Prairie biodiversity includes a high diversity of wildflowers, grasses, and soil biota supporting mammals, birds, reptiles, and invertebrates adapted to open habitats; iconic fauna include the American bison, prairie dog complexes, and grassland-obligate birds observed at sites monitored by the Audubon Society and research programs at universities such as University of Kansas and Kansas State University. Pollinators and seed dispersers interact with prairie forbs in phenological cycles documented in studies by the Ecological Society of America and conservation inventories by the World Wildlife Fund. Keystone interactions—such as those between grazing bison, disturbance from fire, and prairie dog engineering—shape plant community mosaics analogous to dynamics described in classic works by Franklin H. Knowlton and in modern syntheses published in journals like Science and Ecology Letters.
Prairie soils are often deep, fertile mollisols formed under long-term grassland vegetation, with carbon-rich horizons that attracted agricultural development and soil surveys by the Natural Resources Conservation Service. Fire regimes—both frequent low-intensity burns and patchy wildfires—maintain grass dominance by suppressing woody encroachment; prescribed burning programs at sites such as Konza Prairie Biological Station and policy frameworks influenced by agencies like the National Park Service inform management. Soil carbon dynamics and prairie contributions to the global carbon cycle are subjects of research by institutions including Cornell University and University of Illinois Urbana-Champaign, and relate to debates around carbon sequestration, grazing management studied in the Journal of Applied Ecology, and impacts from conversion driven during the Dust Bowl era examined in historical analyses.

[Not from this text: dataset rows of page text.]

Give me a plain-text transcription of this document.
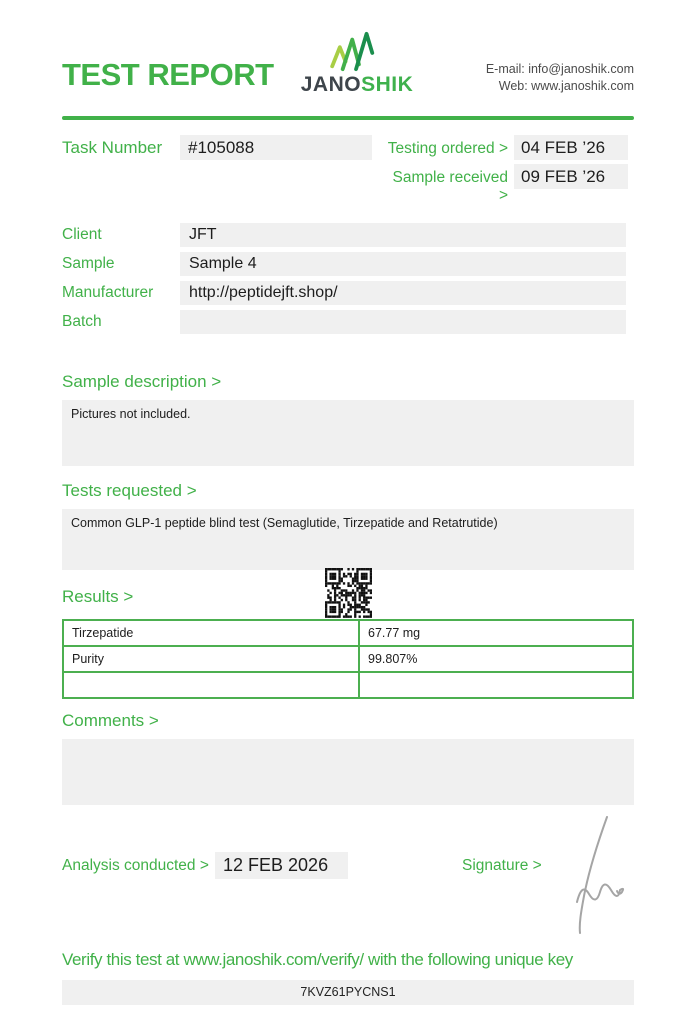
TEST REPORT JANOSHIK
E-mail: info@janoshik.com
Web: www.janoshik.com
Task Number	#105088	Testing ordered > 04 FEB ’26
Sample received >
09 FEB ’26
Client	JFT
Sample	Sample 4
Manufacturer	http://peptidejft.shop/
Batch
Sample description >
Pictures not included.
Tests requested >
Common GLP-1 peptide blind test (Semaglutide, Tirzepatide and Retatrutide)
Results >
Tirzepatide	67.77 mg
Purity	99.807%

Comments >
Analysis conducted > 12 FEB 2026	Signature >
Verify this test at www.janoshik.com/verify/ with the following unique key
7KVZ61PYCNS1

Human use of prairie landscapes encompasses millennia of Indigenous stewardship by nations such as the Lakota, Ojibwe, Comanche, Cherokee, and Pawnee, colonial encounters during fur trade routes tied to the Hudson's Bay Company and the American Fur Company, and later settlement under laws including the Homestead Act of 1862. Agricultural expansion, mechanized farming promoted by companies like John Deere and policies from the United States Department of Agriculture, transformed vast prairies into cropland, reducing intact habitat and altering hydrology tracked by the United States Environmental Protection Agency. Social and cultural histories—from the literature of Willa Cather to visual art in museums like the Art Institute of Chicago—reflect changing relationships to prairie landscapes and species extirpations such as the near-loss of bison reversed by recovery programs led by organizations like the National Park Service and private conservancies.
Conservation efforts combine protected areas (for example the Tallgrass Prairie National Preserve and prairie restorations in Chicago Wilderness), collaborative initiatives by NGOs such as the Nature Conservancy and the Audubon Society, and academic research from centers including University of Nebraska–Lincoln. Restoration ecology employs seed sourcing from remnant prairies, controlled burning, reintroduction of grazers, and invasive species control, with monitoring guided by standards from organizations like the Society for Ecological Restoration. Policy instruments, habitat corridors along rivers like the Missouri River and cross-jurisdictional programs involving agencies such as the United States Fish and Wildlife Service aim to reconnect fragments and bolster ecosystem services, biodiversity, and cultural values tied to prairie heritage.